Scientists analyzed the DNA of children taking an adult cancer drug on a clinical trial deemed to have "failed" and found that many with particular genetic traits had actually responded well to treatment. Some of these children survived more than a year longer than others on the trial.
The international study—led by a team at The Institute of Cancer Research, London, and involving 51 centers in 14 countries—found that children whose tumors had mutations in the MAPK network of genes benefited from bevacizumab (Avastin) alongside standard treatment.
In these children, bevacizumab also appeared to cause immune cells to flood in to help destroy their tumors, raising the possibility that they could be good candidates for future immunotherapy.
Genetic Testing Needed
High-grade pediatric brain tumors are currently treated as one disease, but a recent genetic analysis by the same team at The Institute of Cancer Research (ICR) showed they were actually at least 10 different diseases. The new research shows the benefits of testing children for genetic mutations in their tumors to make sure they receive the treatment most likely to work. Increasingly, treatment of adult cancers is shaped by genetic testing, but children’s cancer continues to lag behind.
The new, independent academic study analyzed genetic, molecular, and immunologic data from the HERBY phase II clinical trial after it had been completed. The researchers will now look to confirm the findings in a clinical trial set up specifically to test the effectiveness of bevacizumab in children with these mutations. If successful, it would open up a whole new treatment option for a disease with very few effective therapies.
More on HERBY
This trial compared bevacizumab combined with standard treatment of temozolomide (Temodar) and radiotherapy with standard treatment alone in 121 children aged 3 to 18 with high-grade brain tumors.

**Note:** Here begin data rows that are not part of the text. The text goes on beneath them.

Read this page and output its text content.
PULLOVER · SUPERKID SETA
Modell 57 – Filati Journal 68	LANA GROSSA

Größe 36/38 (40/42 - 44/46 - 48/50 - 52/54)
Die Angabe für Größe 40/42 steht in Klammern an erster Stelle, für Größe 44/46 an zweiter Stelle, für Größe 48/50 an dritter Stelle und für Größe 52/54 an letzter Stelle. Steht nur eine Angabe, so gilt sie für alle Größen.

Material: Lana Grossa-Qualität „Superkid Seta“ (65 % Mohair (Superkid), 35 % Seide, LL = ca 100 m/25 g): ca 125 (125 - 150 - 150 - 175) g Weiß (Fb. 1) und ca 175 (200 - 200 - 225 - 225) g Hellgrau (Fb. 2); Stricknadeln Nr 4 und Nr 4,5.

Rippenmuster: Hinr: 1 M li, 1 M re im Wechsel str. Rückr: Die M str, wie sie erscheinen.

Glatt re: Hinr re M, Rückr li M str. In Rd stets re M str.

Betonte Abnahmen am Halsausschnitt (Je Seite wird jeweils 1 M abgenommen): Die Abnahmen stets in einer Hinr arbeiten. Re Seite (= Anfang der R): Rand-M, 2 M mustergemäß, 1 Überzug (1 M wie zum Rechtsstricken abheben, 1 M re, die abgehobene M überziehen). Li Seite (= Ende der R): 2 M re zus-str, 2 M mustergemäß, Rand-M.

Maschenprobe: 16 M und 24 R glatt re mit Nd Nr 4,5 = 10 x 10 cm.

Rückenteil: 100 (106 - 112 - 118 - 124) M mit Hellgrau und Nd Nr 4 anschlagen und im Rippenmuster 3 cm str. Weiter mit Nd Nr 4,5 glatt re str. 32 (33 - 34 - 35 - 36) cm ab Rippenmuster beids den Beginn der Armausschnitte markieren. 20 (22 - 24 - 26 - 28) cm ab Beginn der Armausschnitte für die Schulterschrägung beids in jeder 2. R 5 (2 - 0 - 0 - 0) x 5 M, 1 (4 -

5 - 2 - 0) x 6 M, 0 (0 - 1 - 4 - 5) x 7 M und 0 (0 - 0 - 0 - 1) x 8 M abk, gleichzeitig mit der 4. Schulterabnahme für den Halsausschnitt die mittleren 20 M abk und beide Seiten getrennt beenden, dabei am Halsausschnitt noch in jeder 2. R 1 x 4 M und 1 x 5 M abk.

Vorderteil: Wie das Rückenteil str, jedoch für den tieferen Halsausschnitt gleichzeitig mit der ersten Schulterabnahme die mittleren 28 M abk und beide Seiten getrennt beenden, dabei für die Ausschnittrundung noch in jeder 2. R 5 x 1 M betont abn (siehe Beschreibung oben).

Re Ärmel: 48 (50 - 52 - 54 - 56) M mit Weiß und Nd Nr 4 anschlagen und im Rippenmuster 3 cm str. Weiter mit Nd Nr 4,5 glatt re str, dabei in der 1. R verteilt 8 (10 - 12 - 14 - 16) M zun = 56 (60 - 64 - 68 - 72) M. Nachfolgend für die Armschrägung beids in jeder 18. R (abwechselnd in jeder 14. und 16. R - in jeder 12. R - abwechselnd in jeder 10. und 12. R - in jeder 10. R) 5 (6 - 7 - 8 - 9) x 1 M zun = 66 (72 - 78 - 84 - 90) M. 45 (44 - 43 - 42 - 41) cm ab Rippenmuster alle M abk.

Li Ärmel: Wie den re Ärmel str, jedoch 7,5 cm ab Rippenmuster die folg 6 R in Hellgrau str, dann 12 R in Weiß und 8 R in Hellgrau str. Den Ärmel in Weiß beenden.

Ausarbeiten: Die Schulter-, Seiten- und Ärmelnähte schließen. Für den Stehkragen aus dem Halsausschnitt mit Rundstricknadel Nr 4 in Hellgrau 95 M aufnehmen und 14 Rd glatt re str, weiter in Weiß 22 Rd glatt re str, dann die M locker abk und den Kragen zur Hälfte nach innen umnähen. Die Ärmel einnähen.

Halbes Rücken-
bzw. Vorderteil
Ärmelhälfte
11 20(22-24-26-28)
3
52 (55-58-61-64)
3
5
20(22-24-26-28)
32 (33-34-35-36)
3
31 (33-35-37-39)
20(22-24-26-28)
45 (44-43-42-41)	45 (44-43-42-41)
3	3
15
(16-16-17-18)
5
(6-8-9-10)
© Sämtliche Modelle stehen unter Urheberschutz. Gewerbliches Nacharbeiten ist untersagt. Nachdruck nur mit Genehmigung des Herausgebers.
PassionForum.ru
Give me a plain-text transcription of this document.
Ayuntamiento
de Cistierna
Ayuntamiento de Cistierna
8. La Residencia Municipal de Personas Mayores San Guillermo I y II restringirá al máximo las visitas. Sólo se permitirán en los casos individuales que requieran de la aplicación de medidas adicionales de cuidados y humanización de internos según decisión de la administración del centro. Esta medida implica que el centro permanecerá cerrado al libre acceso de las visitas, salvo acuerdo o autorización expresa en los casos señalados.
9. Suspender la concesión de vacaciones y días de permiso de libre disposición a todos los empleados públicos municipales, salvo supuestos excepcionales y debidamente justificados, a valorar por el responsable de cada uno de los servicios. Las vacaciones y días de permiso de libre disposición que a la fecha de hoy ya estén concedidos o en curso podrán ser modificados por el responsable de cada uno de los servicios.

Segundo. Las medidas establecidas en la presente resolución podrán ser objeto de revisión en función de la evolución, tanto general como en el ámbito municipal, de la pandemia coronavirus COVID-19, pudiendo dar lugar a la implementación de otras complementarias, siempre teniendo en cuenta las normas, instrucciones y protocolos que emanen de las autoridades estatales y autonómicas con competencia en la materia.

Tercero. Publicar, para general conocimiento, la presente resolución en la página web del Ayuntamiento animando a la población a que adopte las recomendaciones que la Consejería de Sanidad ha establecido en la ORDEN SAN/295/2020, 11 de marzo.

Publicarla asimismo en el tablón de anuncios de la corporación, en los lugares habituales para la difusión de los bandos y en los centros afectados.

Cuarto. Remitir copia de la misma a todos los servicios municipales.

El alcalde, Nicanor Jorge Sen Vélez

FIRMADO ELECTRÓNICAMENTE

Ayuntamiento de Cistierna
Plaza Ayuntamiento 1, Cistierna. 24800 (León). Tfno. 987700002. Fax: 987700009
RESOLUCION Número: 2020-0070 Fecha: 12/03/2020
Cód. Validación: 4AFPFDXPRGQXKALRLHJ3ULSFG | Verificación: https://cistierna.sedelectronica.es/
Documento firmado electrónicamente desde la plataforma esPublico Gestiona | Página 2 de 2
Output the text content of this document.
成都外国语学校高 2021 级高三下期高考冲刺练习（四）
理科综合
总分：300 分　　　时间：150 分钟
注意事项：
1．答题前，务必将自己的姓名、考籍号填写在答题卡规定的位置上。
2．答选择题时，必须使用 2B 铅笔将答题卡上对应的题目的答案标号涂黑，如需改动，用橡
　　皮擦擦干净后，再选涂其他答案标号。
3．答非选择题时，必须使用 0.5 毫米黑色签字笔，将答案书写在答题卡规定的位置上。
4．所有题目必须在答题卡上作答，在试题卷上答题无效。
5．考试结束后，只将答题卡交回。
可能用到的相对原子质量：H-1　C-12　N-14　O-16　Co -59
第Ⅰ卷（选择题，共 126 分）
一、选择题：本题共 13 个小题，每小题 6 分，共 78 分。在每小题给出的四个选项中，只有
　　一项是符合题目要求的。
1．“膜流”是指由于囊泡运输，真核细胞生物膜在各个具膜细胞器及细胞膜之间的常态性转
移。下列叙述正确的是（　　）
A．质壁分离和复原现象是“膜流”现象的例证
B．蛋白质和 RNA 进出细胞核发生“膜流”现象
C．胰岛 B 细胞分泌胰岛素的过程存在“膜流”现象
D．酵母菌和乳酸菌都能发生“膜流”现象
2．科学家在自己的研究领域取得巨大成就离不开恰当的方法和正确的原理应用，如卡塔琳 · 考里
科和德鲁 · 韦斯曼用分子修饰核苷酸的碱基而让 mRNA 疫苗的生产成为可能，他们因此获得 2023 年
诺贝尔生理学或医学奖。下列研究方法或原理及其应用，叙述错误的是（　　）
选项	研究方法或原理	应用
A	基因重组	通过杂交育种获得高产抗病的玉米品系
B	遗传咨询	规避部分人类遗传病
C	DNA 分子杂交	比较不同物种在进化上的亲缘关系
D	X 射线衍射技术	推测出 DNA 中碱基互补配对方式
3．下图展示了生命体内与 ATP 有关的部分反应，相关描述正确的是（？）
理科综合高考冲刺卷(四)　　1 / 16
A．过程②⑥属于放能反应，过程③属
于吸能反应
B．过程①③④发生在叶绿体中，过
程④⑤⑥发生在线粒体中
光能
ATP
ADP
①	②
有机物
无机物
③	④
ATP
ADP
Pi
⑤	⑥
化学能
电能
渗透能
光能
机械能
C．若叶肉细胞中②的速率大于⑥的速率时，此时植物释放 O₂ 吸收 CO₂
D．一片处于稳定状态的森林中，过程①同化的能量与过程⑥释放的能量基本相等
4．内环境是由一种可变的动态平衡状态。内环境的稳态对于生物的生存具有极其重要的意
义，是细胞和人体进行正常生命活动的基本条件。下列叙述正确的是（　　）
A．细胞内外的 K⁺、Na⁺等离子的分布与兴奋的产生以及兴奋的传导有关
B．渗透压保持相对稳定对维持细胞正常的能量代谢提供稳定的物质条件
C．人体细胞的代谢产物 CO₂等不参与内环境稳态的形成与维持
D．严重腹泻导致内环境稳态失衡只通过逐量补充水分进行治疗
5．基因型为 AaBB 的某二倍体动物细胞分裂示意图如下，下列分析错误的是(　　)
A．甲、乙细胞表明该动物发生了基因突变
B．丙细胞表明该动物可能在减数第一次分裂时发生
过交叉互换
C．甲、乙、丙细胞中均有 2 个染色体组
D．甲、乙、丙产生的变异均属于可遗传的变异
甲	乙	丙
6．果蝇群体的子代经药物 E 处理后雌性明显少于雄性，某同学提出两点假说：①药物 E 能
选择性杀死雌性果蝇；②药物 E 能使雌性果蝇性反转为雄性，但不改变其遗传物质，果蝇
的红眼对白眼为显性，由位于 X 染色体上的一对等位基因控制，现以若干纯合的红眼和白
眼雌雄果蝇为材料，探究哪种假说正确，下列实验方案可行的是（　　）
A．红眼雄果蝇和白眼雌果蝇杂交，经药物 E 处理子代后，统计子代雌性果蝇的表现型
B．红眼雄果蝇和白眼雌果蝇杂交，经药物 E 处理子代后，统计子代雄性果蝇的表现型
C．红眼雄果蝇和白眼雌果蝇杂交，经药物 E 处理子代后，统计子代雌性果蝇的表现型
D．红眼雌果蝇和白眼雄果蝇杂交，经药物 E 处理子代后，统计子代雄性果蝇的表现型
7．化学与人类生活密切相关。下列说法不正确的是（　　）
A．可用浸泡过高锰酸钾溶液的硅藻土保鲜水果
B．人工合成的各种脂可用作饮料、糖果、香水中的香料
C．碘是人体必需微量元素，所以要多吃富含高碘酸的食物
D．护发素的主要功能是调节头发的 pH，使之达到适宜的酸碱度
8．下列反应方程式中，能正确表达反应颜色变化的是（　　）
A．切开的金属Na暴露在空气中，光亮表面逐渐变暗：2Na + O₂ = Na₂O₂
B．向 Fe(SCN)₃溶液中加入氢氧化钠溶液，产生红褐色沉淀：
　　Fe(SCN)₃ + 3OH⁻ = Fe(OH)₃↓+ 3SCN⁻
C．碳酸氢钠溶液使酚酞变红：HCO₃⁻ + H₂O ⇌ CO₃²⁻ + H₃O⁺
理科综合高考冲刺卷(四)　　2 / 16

The trial found that, overall, children did not benefit from the addition of bevacizumab—a drug that works by blocking a tumor’s blood supply and drawing the immune system to the cancer. But looking deeper into the genetics of the tumors revealed that children taking bevacizumab whose tumors had mutations in the MAPK network of genes—around 10% to 15% of the total—survived up to 16 months longer than other patients.
These children also saw many more immune cells called killer T cells flock to the site of their tumors—in some cases, because their cancers had more mutations overall and so were easier for the immune system to pick apart from healthy cells.
Children with these tumors could potentially be considered for future clinical trials of immunotherapies.
Children with tumors that were driven by mutations in the histone H3F3FA gene did not benefit from bevacizumab, with an average survival of only 7.9 months, and there were very few immune cells present in and around the tumor.
Researchers at the ICR believe that testing for mutations could help direct treatment so some children are picked out for bevacizumab, and others spared treatment that is very unlikely to work for them.
The content in this post has not been reviewed by the American Society of Clinical Oncology, Inc. (ASCO®) and does not necessarily reflect the ideas and opinions of ASCO®.